Está claro que nuestro exponencial
crecimiento requiere mayor número de tierras y de recursos, pero no los hay. De
momento sólo disponemos de este planeta. Habrá que limitar ese crecimiento en
lugar de pedir, como recientemente en un discurso a la nación ha hecho el
presidente ruso Vladimir Putin, o como hacen demasiados grupos de opinión que
se dedican a la política o a la religión, una mayor natalidad.
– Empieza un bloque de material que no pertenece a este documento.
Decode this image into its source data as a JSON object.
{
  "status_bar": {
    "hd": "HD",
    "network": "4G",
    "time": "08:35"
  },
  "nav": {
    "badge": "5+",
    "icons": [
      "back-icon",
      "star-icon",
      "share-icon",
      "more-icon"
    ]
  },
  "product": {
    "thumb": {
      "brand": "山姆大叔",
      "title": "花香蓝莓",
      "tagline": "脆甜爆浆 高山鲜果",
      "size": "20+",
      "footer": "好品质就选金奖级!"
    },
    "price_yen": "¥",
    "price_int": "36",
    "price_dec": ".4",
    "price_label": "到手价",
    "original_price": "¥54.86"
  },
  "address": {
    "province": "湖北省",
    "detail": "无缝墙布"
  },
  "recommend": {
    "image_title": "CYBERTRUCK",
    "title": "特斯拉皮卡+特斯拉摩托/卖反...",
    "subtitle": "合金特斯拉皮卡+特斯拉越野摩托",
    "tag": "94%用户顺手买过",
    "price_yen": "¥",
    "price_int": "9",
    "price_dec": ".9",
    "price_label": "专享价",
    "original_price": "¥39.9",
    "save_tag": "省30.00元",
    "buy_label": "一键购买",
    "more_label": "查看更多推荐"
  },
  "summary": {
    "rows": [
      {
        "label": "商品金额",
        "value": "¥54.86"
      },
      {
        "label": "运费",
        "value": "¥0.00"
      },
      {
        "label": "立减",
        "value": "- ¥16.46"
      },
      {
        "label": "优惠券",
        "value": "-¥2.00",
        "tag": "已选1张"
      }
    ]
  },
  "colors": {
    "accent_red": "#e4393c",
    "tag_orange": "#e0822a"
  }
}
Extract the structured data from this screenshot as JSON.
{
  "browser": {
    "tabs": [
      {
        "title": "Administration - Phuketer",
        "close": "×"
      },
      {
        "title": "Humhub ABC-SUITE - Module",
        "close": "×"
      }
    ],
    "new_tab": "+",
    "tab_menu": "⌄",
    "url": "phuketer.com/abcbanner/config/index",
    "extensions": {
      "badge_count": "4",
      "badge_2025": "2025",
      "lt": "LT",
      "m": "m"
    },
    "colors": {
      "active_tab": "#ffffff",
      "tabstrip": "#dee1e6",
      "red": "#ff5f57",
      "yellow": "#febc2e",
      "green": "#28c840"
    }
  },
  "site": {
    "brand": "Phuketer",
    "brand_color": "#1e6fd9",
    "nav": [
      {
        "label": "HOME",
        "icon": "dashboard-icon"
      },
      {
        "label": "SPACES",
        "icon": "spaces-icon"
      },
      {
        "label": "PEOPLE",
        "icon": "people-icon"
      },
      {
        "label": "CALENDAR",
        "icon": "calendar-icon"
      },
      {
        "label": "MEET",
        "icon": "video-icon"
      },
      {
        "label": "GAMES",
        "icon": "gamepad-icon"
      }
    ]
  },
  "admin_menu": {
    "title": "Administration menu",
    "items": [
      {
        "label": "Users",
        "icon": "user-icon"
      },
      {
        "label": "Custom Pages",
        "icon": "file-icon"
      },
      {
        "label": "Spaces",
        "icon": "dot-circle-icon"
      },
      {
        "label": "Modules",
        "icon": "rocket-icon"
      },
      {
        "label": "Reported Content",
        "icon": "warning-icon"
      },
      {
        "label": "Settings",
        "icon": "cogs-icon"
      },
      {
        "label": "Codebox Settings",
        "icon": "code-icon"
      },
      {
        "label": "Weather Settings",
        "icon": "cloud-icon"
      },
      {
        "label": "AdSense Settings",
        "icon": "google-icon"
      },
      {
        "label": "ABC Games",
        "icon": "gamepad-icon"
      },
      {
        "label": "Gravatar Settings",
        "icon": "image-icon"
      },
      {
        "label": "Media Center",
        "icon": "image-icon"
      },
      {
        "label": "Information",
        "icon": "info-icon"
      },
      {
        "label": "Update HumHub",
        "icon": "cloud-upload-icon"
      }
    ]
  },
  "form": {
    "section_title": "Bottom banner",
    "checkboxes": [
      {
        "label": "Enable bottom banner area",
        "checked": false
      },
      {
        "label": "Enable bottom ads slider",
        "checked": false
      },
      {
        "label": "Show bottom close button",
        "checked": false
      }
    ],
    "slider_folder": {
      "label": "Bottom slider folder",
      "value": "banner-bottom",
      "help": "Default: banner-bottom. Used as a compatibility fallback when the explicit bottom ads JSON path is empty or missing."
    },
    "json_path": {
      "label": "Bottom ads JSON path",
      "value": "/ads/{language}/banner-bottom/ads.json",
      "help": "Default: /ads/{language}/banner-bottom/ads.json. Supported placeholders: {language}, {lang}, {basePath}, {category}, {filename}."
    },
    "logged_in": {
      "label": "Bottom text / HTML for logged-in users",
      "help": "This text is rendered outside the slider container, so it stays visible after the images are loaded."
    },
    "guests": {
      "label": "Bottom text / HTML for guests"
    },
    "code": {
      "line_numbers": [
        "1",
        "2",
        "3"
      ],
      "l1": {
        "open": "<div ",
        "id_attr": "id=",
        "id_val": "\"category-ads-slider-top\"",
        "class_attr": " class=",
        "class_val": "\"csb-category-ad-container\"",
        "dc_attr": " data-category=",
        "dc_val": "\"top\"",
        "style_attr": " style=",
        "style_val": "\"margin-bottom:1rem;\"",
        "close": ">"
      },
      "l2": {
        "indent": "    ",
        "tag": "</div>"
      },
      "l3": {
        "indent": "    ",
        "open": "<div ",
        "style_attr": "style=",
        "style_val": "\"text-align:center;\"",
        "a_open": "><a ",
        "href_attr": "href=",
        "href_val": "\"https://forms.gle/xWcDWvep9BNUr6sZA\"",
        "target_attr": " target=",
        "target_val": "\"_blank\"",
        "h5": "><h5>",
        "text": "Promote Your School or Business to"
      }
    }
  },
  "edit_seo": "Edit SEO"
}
Y eso se debería
de hacer no solo en los países occidentales, donde en mayor o menor manera el
crecimiento se ha ralentizado gracias al acceso igualitario a la cultura y a
las diferentes estructuras sociales de la mujer, dejando de lado el mandato
biológico sobre el que la religión hizo un dogma inflexible (obviamente, aún
existen etnias que no aceptan esa norma social incluso en países de economía
occidental); el mayor problema de la superpoblación nos está viniendo de países
del llamado tercer mundo, en algunos de los cuales la religión sigue imperando
con ideas anteriores al medievo; Lugares donde no hay recursos, ni libertades,
y donde se sigue una estrategia de mucha descendencia, quizás también debido a
la alta tasa de mortalidad que hasta no hace mucho ha habido entre los neonatos.
En biología se llama a eso estrategas de la r, donde se sacrifica la inversión
parental y se favorece un gran número de descendientes. Se da en especies donde
la mortalidad es muy alta, con el fin de que las poblaciones no sufran tal
deterioro que lleguen a desaparecer. El ser humano no está en ese proceso
biológico, en los países occidentales se ha superado lo de tener muchos hijos por
lo ya expuesto, pero en países de los llamados “en crecimiento” no sucede así. Decía
Lovelock:”(…) Así, en las sociedades más prósperas, cuando las mujeres tienen
la justa oportunidad de desarrollar su potencial, eligen de forma voluntaria
procrear menos”. Ahí puede estar la clave de nuestra supervivencia en el
planeta para el que puede que hayamos pasado ya el límite de crecimiento de una
especie. Ni el hombre es la imagen del homínido fecundador y protector que
permitió el crecimiento poblacional ancestral, ni la mujer es una débil
receptora de esos genes. Una vez superado ese precepto obsoleto, el problema
fundamental que aqueja al planeta (o sea, nuestra superpoblación) se irá
resolviendo y con él el resto de los creados por esa causa. Decía Eslava Galán
en su divertido libro Homo Erectus, refiriéndose a lo que aconteció al
descender el mono de los árboles, crecer el cerebro e iniciar el bipedismo: “Bebés
de crecimiento lento e infancia prolongada limitaron la movilidad de la mujer.
Media humanidad, la femenina, tuvo que replegarse a la vida doméstica, al
cuidado de la prole y a recolectar, mientras la otra media, la masculina, salía
a cazar para procurar el sustento a la familia. Cambios tan profundos en el
modo de vida aparejaron inéditos problemas”. La evolución humana hizo que el pretérito
mono fuese monógamo y tuviese que cazar para la hembra y ella buscar de entre todos
los pretendientes a quien tuviera las mejores capacidades de cada época para
esos fines. Las cosas han cambiado… Creo, aunque en algún caso opino que en exceso,
y en otros casos veo que seguimos comportándonos como recién bajados del árbol.
“La historia de la ciencia nos enseña que
necesitamos preservar las partes válidas de las interpretaciones pasadas del
mundo e hibridarlas con los nuevos descubrimientos a medida que se producen”
apunta Lovelock en su libro “pertenecemos a Gaia”. No aceptemos ciegamente las premisas progres de que “todo lo de fuera
y todo lo de antes es lo mejor”. Como en todo habrá cosas buenas y cosas malas,
en nuestro intelecto está el saber diferenciarlas, en nuestra cultura el saber
adaptar las buenas y dejar atrás las malas que los modernos conocimientos más
empíricos sobre el mundo nos ha venido mostrando.